20.Bölüm Deprem

19.9K 980 355
                                    

Multimedya yine tek ricam dinleyerek okumanızı tavsiye ederim💜Balım, Aynur, Büşra, Gizem, Tuğba,Burcu Deniz, Elif ve daha adını yazamadığım onlarca kişiye çok teşekkür ediyorum. Beni verdiğim karardan vazgeçirmek için attığınız mesajları okudum tek tek. Kuru bir teşekkür ama Deniz'in dediği gibi fazlasına değdiğinizi düşünüyorum. Tekrar teşekkür ederim iyi okumalar. Normal bir ruh halinde yazmadım hatalarımı affedin💜Hepinize iyi okumalar💜

Zeynep gözlerini kırpmadan Kerem'i dinlerken kalbinin çarpıntısı iyice arttı gözbebekleri büyüdü. Onun kendine yaklaşması nefesini, gözlerini, yüzünde hissetmesi titremesine yol açıyordu. Kısık sesini duyunca tüm hissettikleri ikiye katlandı:

"Zeynep bak biliyorum devamlı çatışıyoruz kavga ediyoruz hani demiştin ya..."

Kapının çalmasıyla Zeynep gözlerini kaçırıp titrek, sesli bir nefes aldı. Kapıyı açarken Kerem'in sinirleri bozuldu. Zeynep kapıyı açınca Engin hoca gülerek içeri girdi. Zeynep'e ve Kerem'e bakıp bir süre durdu:

"Yanlış bir zamanda mı geldim?"

Zeynep anlamsız bir şekilde bakarken Kerem'in siniri hala geçmemişti:

"Yanlış bir zaman değil hocam tam zamanında geldiniz. Ben de şimdi çıkıyordum zamanlama mükemmel oldu."

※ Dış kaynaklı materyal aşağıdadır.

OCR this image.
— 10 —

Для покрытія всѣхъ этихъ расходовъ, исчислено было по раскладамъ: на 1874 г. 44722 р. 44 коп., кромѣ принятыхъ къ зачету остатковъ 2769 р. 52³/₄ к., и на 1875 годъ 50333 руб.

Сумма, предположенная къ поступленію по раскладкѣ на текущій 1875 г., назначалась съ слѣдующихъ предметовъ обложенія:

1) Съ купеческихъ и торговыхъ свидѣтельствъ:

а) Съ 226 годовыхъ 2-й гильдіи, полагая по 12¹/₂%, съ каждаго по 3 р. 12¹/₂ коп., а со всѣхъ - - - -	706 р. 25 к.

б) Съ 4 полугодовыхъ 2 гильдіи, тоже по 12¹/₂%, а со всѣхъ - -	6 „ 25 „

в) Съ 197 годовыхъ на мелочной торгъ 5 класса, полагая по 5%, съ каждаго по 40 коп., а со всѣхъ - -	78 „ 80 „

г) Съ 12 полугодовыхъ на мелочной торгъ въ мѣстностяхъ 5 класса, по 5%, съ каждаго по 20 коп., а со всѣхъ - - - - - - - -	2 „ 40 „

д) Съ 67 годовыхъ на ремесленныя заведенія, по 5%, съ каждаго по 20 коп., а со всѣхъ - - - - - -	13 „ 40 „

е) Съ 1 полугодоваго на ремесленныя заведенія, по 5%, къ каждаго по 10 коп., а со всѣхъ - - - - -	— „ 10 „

Engin Kerem'in kolundan tutup içeri götürürken bir yandan konuşuyordu:

"Ben geleyim sen çık olmaz öyle. Biraz otur birlikte çıkalım. Hem Zeynep aradı mı yakınlarından birini? Onlar gelsin öyle çıkarız."

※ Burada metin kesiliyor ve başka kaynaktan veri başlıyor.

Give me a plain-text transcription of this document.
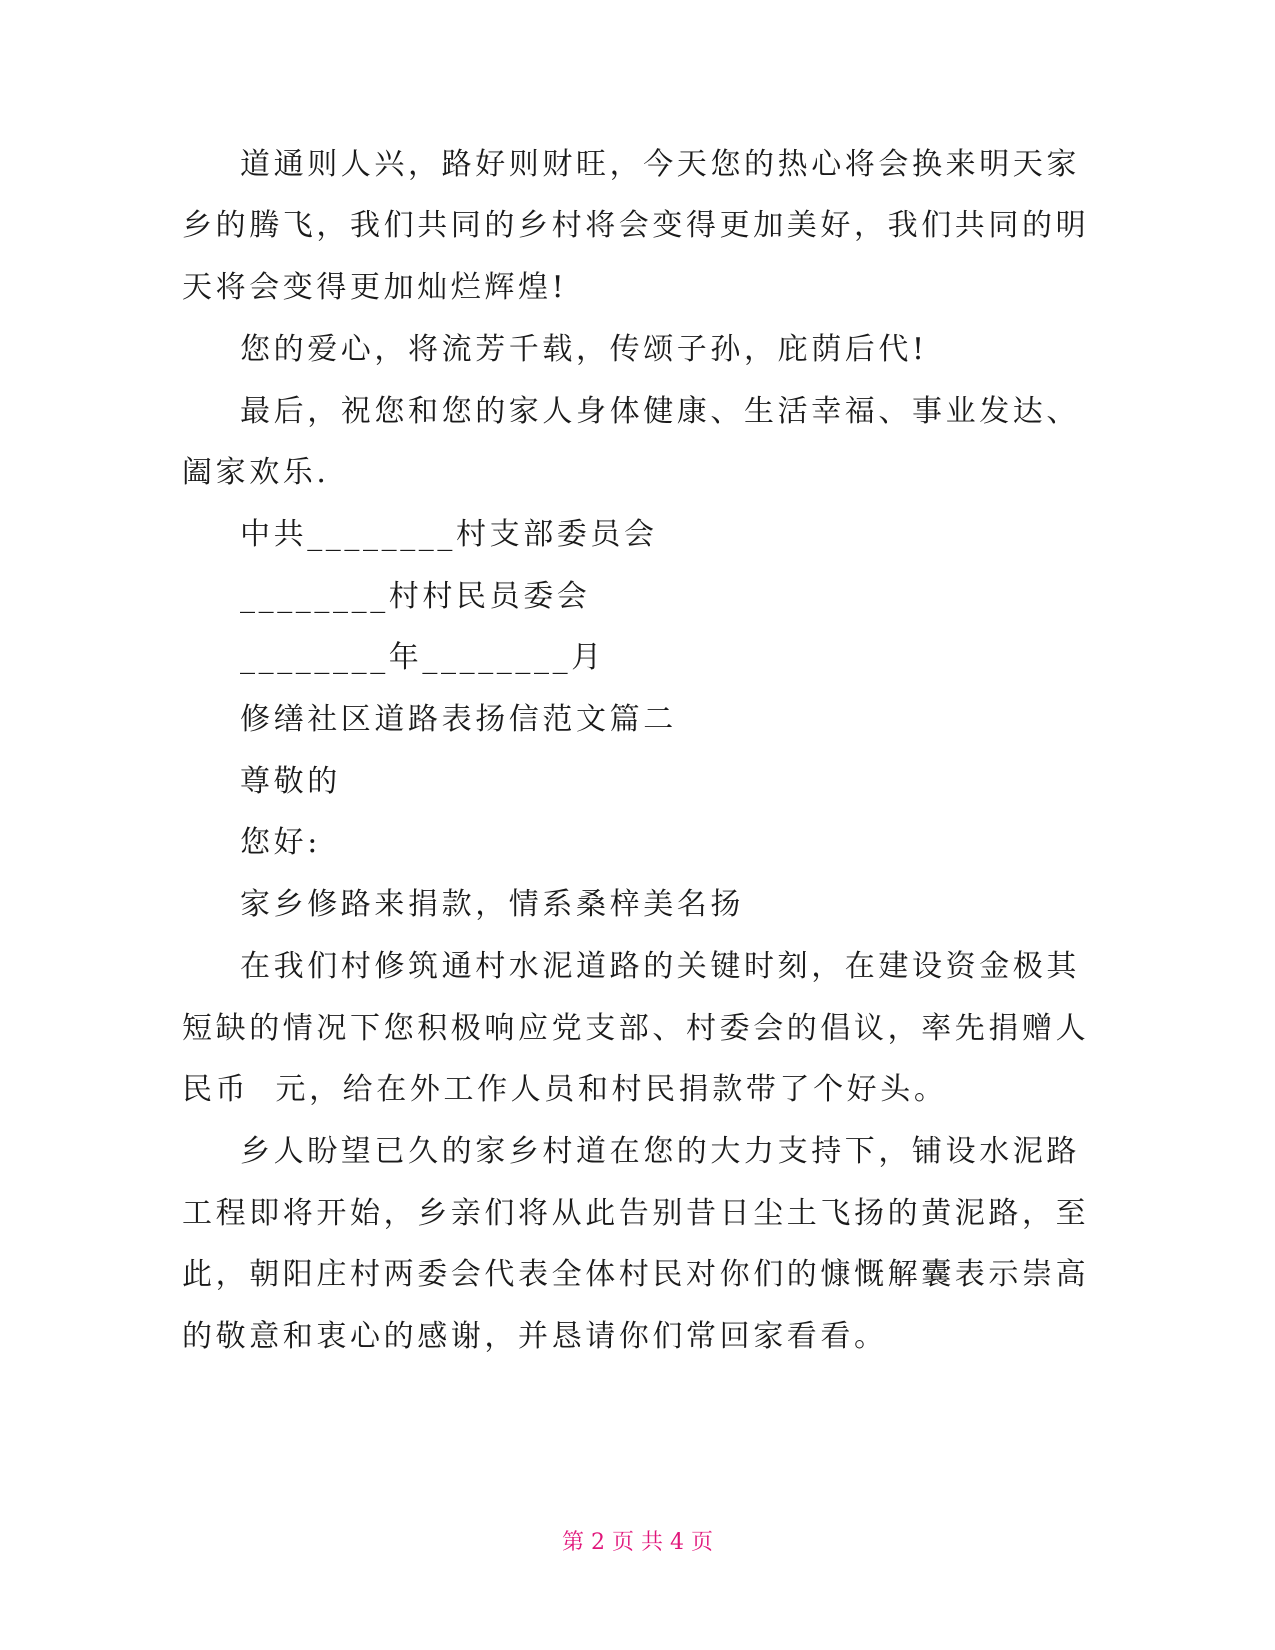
道通则人兴，路好则财旺，今天您的热心将会换来明天家
乡的腾飞，我们共同的乡村将会变得更加美好，我们共同的明
天将会变得更加灿烂辉煌!
您的爱心，将流芳千载，传颂子孙，庇荫后代!
最后，祝您和您的家人身体健康、生活幸福、事业发达、
阖家欢乐.
中共________村支部委员会
________村村民员委会
________年________月
修缮社区道路表扬信范文篇二
尊敬的
您好:
家乡修路来捐款，情系桑梓美名扬
在我们村修筑通村水泥道路的关键时刻，在建设资金极其
短缺的情况下您积极响应党支部、村委会的倡议，率先捐赠人
民币  元，给在外工作人员和村民捐款带了个好头。
乡人盼望已久的家乡村道在您的大力支持下，铺设水泥路
工程即将开始，乡亲们将从此告别昔日尘土飞扬的黄泥路，至
此，朝阳庄村两委会代表全体村民对你们的慷慨解囊表示崇高
的敬意和衷心的感谢，并恳请你们常回家看看。
第 2 页 共 4 页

Engin'in konuşmasıyla Kerem tekrar içeri girip oturdu. Az önce Zeynep'e söyleyemediği sözler için sıkıntıyla bir nefes alıp başını öne eğip derin düşüncelere daldı. Zeynep telefonunu alıp Feride'yi arayıp onun geleceğini söyledi. Engin rahat bir nefes alıp biraz sohbet ettikten sonra kalkmadan Zeynep'e döndü:

"Zeynep Van'a gitme işini unutma işlemlere başladık. Tahminim 10 gün içerisinde biter. En kısa zamanda haber ederim."

"Unutmam hocam nasıl unuturum. İdeallerimi az çok biliyorsunuz. Bu arada teşekkür ederim beni yalnız bırakmadınız."

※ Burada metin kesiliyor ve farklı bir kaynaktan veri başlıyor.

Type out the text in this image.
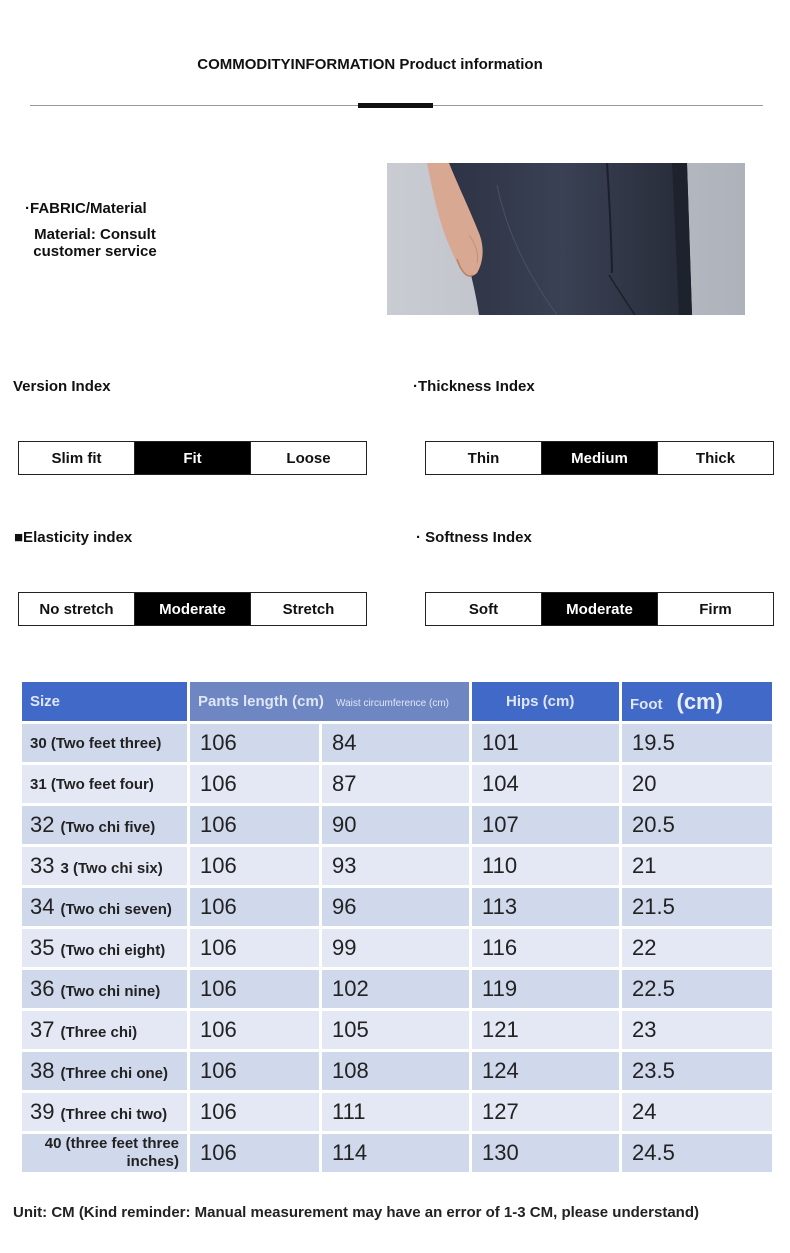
COMMODITYINFORMATION Product information
·FABRIC/Material
Material: Consult customer service
Version Index
Slim fit	Fit	Loose
·Thickness Index
Thin	Medium	Thick
■Elasticity index
No stretch	Moderate	Stretch
· Softness Index
Soft	Moderate	Firm
Size	Pants length (cm) Waist circumference (cm)		Hips (cm)	Foot (cm)
30 (Two feet three)	106	84	101	19.5
31 (Two feet four)	106	87	104	20
32 (Two chi five)	106	90	107	20.5
33 3 (Two chi six)	106	93	110	21
34 (Two chi seven)	106	96	113	21.5
35 (Two chi eight)	106	99	116	22
36 (Two chi nine)	106	102	119	22.5
37 (Three chi)	106	105	121	23
38 (Three chi one)	106	108	124	23.5
39 (Three chi two)	106	111	127	24
40 (three feet three inches)	106	114	130	24.5
Unit: CM (Kind reminder: Manual measurement may have an error of 1-3 CM, please understand)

Zeynep Engin hocayla konuştuktan sonra Kerem'e döndü:

"Hocam size de tekrar teşekkür ederim. O kadar işinizin arasında mecburiyetten olsa da yanımda kaldınız."

Kerem sessizce önemli değil dedikten sonra kapıya giderken Engin hoca Zeynep'in kulağına eğildi:

"Çok ayıp oldu Zeynep Kerem kendi isteyerek kaldı öyle denir mi?"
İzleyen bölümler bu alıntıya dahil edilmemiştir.